November 5, 2014
The Second Circuit did not make the parties wait very long to learn the outcome of the Barnes Group’s appeal from the Tax Court’s imposition of dividend treatment on its multi-step transaction that enabled it to use in the United States cash that was located in Singapore. See our prior reports here and here. Little more than a month after oral argument, the court of appeals today issued a summary order affirming the Tax Court in all respects. The first page of such unpublished orders recites that they “do not have precedential effect,” but they can be cited in future cases pursuant to Fed. R. App. P. 32.1 (albeit only in limited circumstances in the Second Circuit, see 2d Cir. Local Rule 32.1.1). In any event, the court issued a nine-page opinion briefly touching on the issues.
First, the court of appeals quickly agreed with the Tax Court that the IRS had not run afoul of the principle that it should not argue against its own revenue rulings. Even though Barnes had relied on Rev. Rul. 74-503 in determining the tax consequences of a key step in the transaction, the court of appeals accepted the Tax Court’s explanation that Rev. Rul. 74-503 could be disregarded because it “addressed the tax treatment of an isolated exchange of stock, and therefore provided no guidance on when the individual steps in an integrated series of transactions will be disregarded under the step transaction doctrine.”

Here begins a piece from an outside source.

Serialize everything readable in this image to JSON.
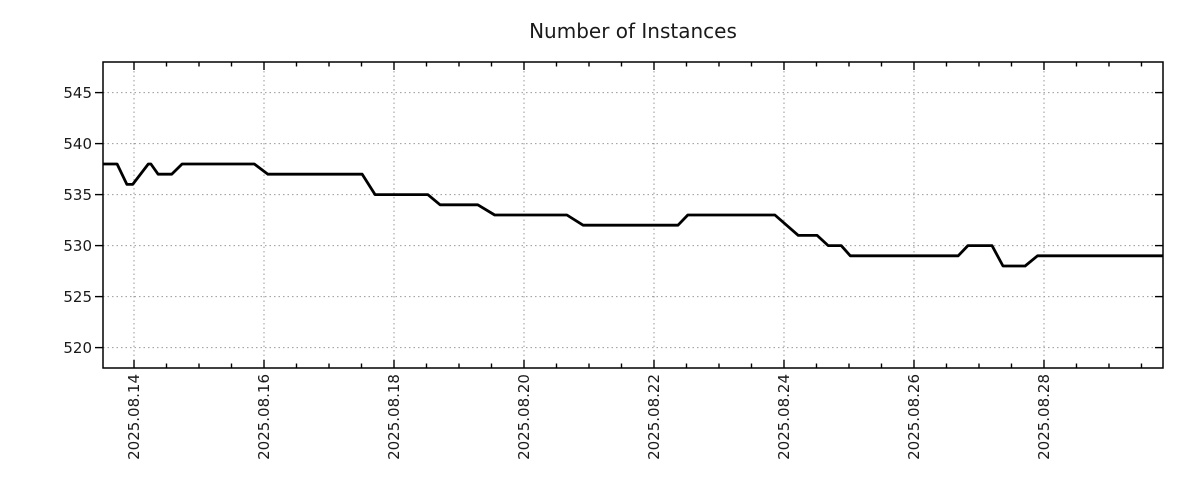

The court then upheld the application of the step-transaction doctrine, agreeing with the Tax Court that the intermediate steps would have been fruitless unless they were part of a single integrated plan. The court rejected the taxpayer’s argument that the doctrine should not apply because the steps had a valid business purpose, finding that the Tax Court’s contrary finding of no valid business purpose was not clearly erroneous. Specifically, the court of appeals stated that “any non-tax benefit of including the financing subsidiaries was, at best, a mere afterthought.” Similarly, the court held that the Tax Court did not clearly err in premising its constructive dividend conclusion on a finding that Barnes failed to show that certain interest or preferred dividend payments were ever made.
Finally, the court of appeals upheld the imposition of the 20% accuracy-related penalty. It ruled that its previous distinction of Rev. Rul. 74-503 as not applying to a situation involving multiple steps also made that ruling unavailable as “substantial authority” that could eliminate the penalty. And it ruled that Barnes had no “reasonable cause and good faith” defense because the PwC opinion on which it had relied “does not advise as to the tax consequences of the entire series of transactions transferring funds from ASA to Barnes.”